Regarding provider demographic characteristics, the study illustrated that older providers were more likely to use video compared to the youngest providers (18–29 years old). Age might be a proxy for clinical experience. Even though younger PC members are perhaps more tech-savvy, older PC team members might have more clinical experience and established patient panels and perhaps have more flexibility in teleworking options or administrative positions, where video visits become more feasible. The study findings also illustrated that women were more likely to use video compared to men. This finding may be because women having more family obligations at home, where teleworking may be a viable option for these clinicians. In addition to provider characteristics, providers try to meet their patients where they are at by being flexible with the type of visit (in-person or virtual) they offer or schedule. Patient’s preferences, and/or other factors (such as lack of transportation), may influence whether the patient is able to attend in-person or video visits.

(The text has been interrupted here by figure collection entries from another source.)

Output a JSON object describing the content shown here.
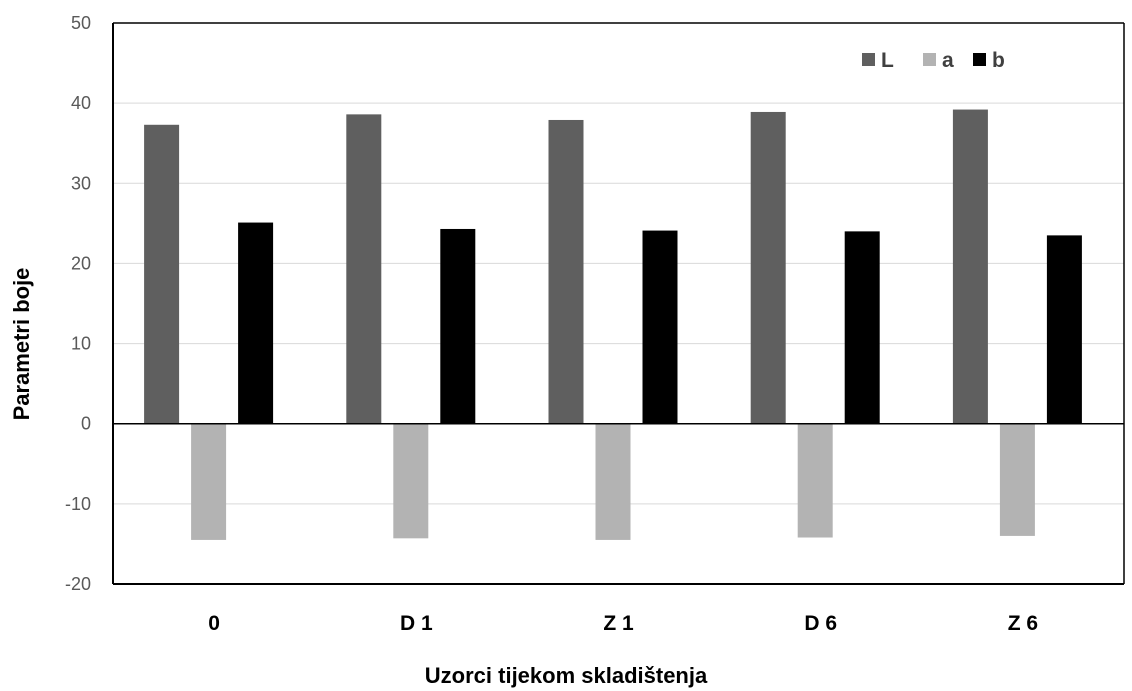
{
  "chart_data": {
    "type": "bar",
    "title": "",
    "xlabel": "Uzorci tijekom skladištenja",
    "ylabel": "Parametri boje",
    "categories": [
      "0",
      "D 1",
      "Z 1",
      "D 6",
      "Z 6"
    ],
    "ylim": [
      -20,
      50
    ],
    "yticks": [
      -20,
      -10,
      0,
      10,
      20,
      30,
      40,
      50
    ],
    "grid": true,
    "legend_position": "top-right",
    "series": [
      {
        "name": "L",
        "color": "#5f5f5f",
        "values": [
          37.3,
          38.6,
          37.9,
          38.9,
          39.2
        ]
      },
      {
        "name": "a",
        "color": "#b3b3b3",
        "values": [
          -14.5,
          -14.3,
          -14.5,
          -14.2,
          -14.0
        ]
      },
      {
        "name": "b",
        "color": "#000000",
        "values": [
          25.1,
          24.3,
          24.1,
          24.0,
          23.5
        ]
      }
    ]
  }
}
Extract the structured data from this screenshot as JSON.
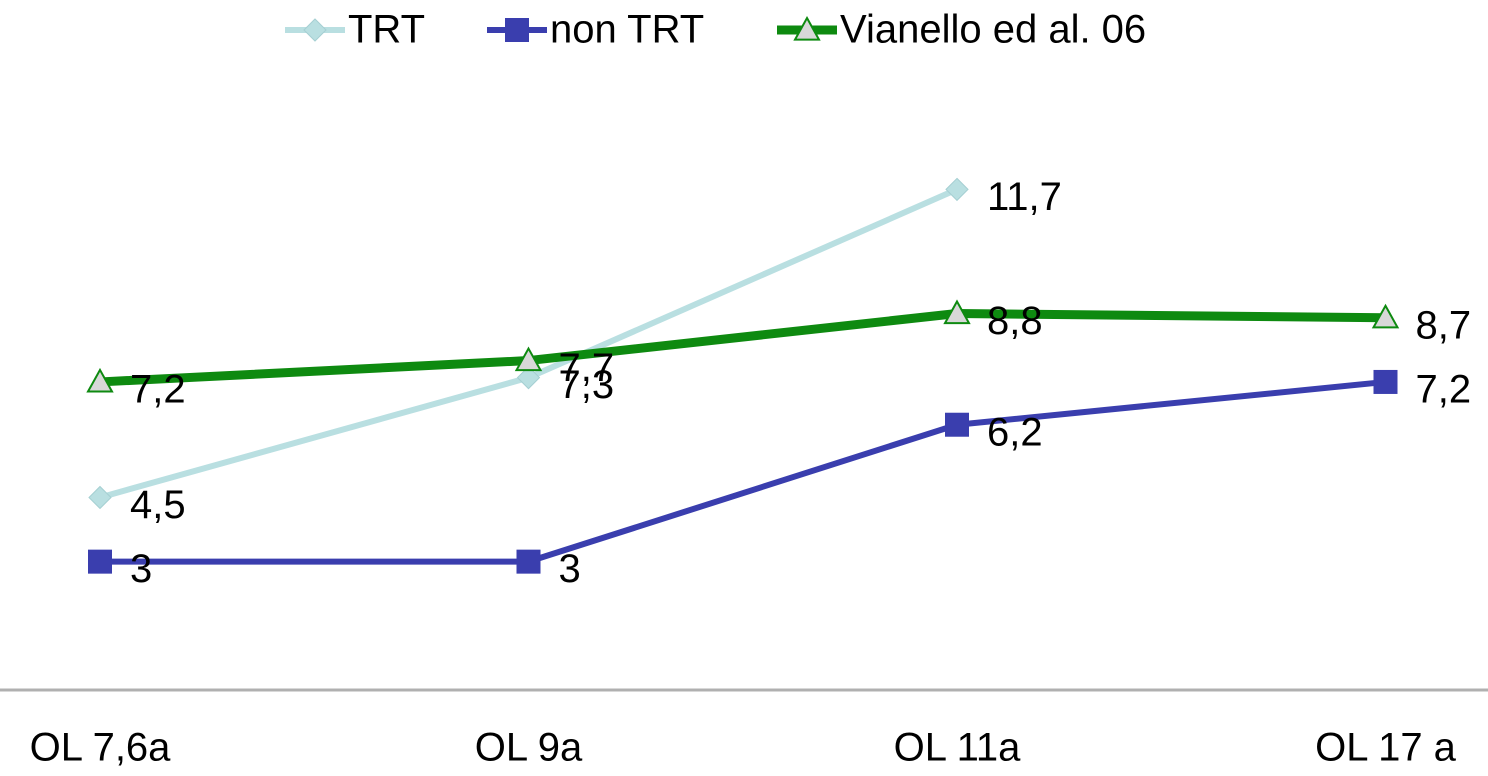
{
  "chart_data": {
    "type": "line",
    "categories": [
      "OL 7,6a",
      "OL 9a",
      "OL 11a",
      "OL 17 a"
    ],
    "ylim": [
      0,
      14
    ],
    "legend": "top",
    "series": [
      {
        "name": "TRT",
        "color": "#b9dfe1",
        "marker": "diamond",
        "values": [
          4.5,
          7.3,
          11.7,
          null
        ],
        "value_labels": [
          "4,5",
          "7,3",
          "11,7",
          null
        ]
      },
      {
        "name": "non TRT",
        "color": "#3a3eae",
        "marker": "square",
        "values": [
          3,
          3,
          6.2,
          7.2
        ],
        "value_labels": [
          "3",
          "3",
          "6,2",
          "7,2"
        ]
      },
      {
        "name": "Vianello ed al. 06",
        "color": "#0e8a10",
        "marker": "triangle",
        "values": [
          7.2,
          7.7,
          8.8,
          8.7
        ],
        "value_labels": [
          "7,2",
          "7,7",
          "8,8",
          "8,7"
        ]
      }
    ]
  }
}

The major strengths of this study are the use of national data and identification of PC team characteristics of video-use among interdisciplinary primary care team members, after controlling for the effects of patient- and healthcare system-level characteristics. However, this study has several limitations. First, the scope of PC team characteristics is limited to three variables: PC team type, age, and gender, which were accessed using electronic administrative data. The gender variable included men or women and did not include other gender identities (e.g., non-binary, transgender). Future studies might have opportunities to include additional data on patients and providers who identify with other gender identities. There are many other PC team characteristics that could impact video use, such as length of employment at the VA, clinical experience, and provider preference or comfort. Unfortunately, additional PC team variables were not available in these records. Therefore, more research should be conducted to assess the association of additional clinician characteristics with video use. Second, since the data available for this study could not decipher between short follow-up telephone visits vs. ‘real’ synchronous telephone visits, this study only focused on video-based care. Furthermore, provider characteristics related to telephone care are likely distinct from those associated with video-based care given that telephone-based care has been commonplace for a longer time and relies on near ubiquitous phone technology with minimal requirements. Whereas video-based care has experienced a surge in adoption recently following the COVID19 pandemic and still faces challenges for more widespread adoption. Third, generalizability of the study findings from VA to non-VA healthcare settings might be limited. However, recent COVID-19 telehealth waivers have increased non-VA healthcare providers’ video-based care capability. Therefore, today there are more similarities than ever between VA and non-VA telehealth services. As such, study findings may still be applicable to non-VA clinical settings and contribute to the growing evidence base surrounding provider characteristics associated with video use.

Conclusion

In addition to patient- and healthcare system-level characteristics, it is also important to consider PC team members’ characteristics that are associated with video telehealth use. This study highlights the significant association of PC team type, age, and gender with video use, after taking into account patient- and healthcare system-level characteristics. This fills in the knowledge gap on clinician characteristics of video use, using national data. By focusing on PC team characteristics, this study helps to inform the care coordination of video-based visits among interdisciplinary primary care team members.